[Wylug-help] More html advice, please
Aaron Crane
wylug at aaroncrane.co.uk
Tue May 27 16:52:49 BST 2008
Smylers writes:
> At least some Linux systems appear to come with a Helvetica clone
> called FreeSans Medium, so I'd throw that in there too:
>
> font-family: Helvetica, "FreeSans Medium", Aria, sans-serif;
I've considered doing that on a large website of my acquaintance, and
I eventually decided against it, on the grounds that, while FreeSans
works excellently at large pixel sizes, it has some problems at sizes
typically used on web pages:
- "Jiggly" perceived x-heights at very small sizes
- Awkwardly-positioned, blurry horizontal strokes in some letters
(like the cross bars of "T", "E", "B", "e", "f", and the tail of
"t"), reducing letterform accuracy, and causing inconsistent page
greyness
- Uneven and excessively-wide letter spacing, especially in bold
text
Also, unlike Arial, the metrics of FreeSans aren't the same as those
of Helvetica, so it's not a drop-in replacement. In particular, it
needs deeper leading than either Helvetica or Arial for the same
visual appearance, otherwise lines appear squashed together.

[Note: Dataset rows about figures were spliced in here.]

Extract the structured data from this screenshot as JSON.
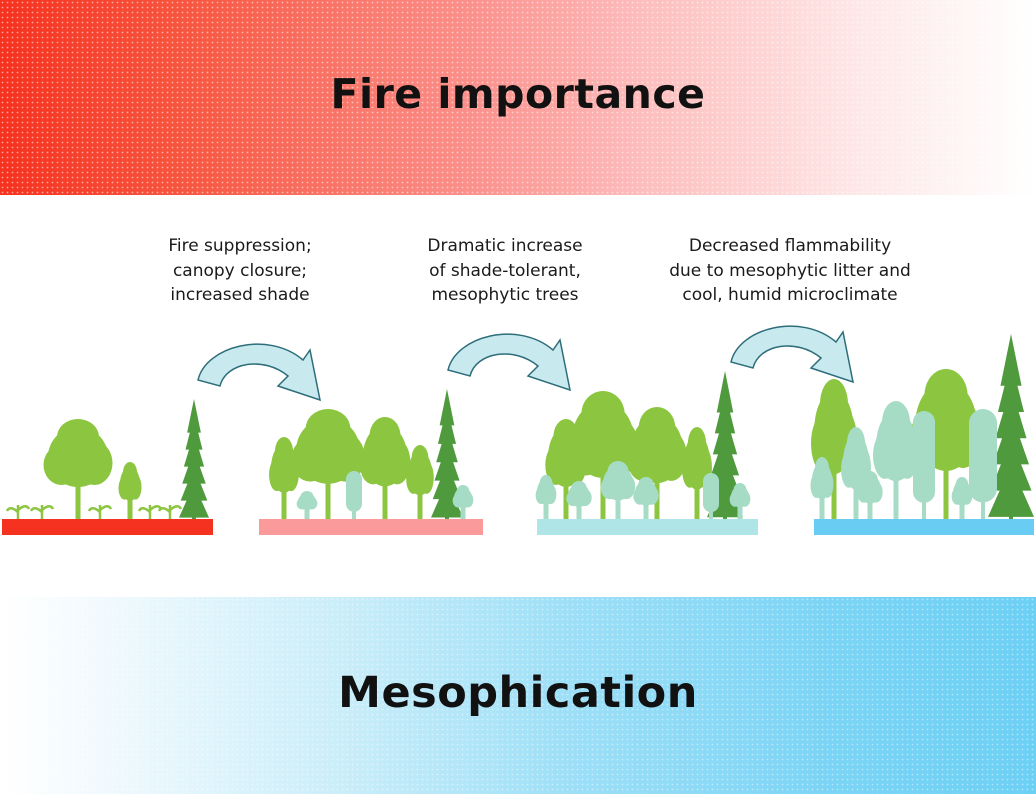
{
  "title": "Fire importance",
  "bottom_label": "Mesophication",
  "captions": [
    {
      "lines": [
        "Fire suppression;",
        "canopy closure;",
        "increased shade"
      ]
    },
    {
      "lines": [
        "Dramatic increase",
        "of shade-tolerant,",
        "mesophytic trees"
      ]
    },
    {
      "lines": [
        "Decreased flammability",
        "due to mesophytic litter and",
        "cool, humid microclimate"
      ]
    }
  ],
  "colors": {
    "fire": "#f5321f",
    "ground_stage_1": "#f5321f",
    "ground_stage_2": "#fb9a9a",
    "ground_stage_3": "#b0e5e7",
    "ground_stage_4": "#69cdf3",
    "mesophication": "#6cd0f4",
    "oak": "#8cc53f",
    "conifer": "#4f9a3d",
    "mesophyte": "#a6dcc6",
    "arrow_fill": "#c8eaee",
    "arrow_stroke": "#2e6d7a"
  }
}
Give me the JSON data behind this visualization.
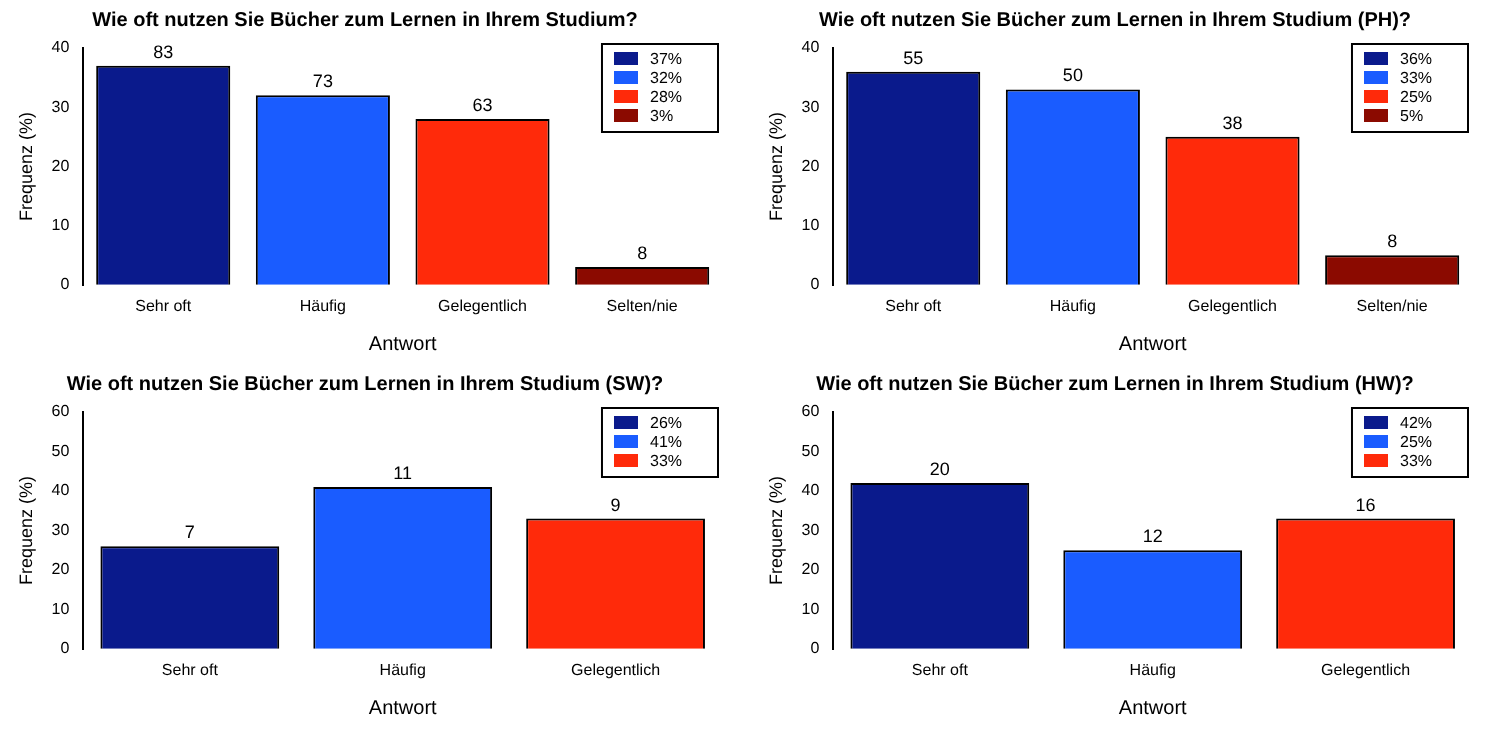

That's
not a problem for some purposes, but it makes it tricky to write a
single CSS stylesheet which will work regardless of whether the system
has FreeSans.
However, I have hopes that some or all of these problems will be fixed
in future. And it's worth pointing out that the problems may in some
cases be caused by the font renderer rather than the font itself, so
perhaps a software upgrade would be enough to fix them.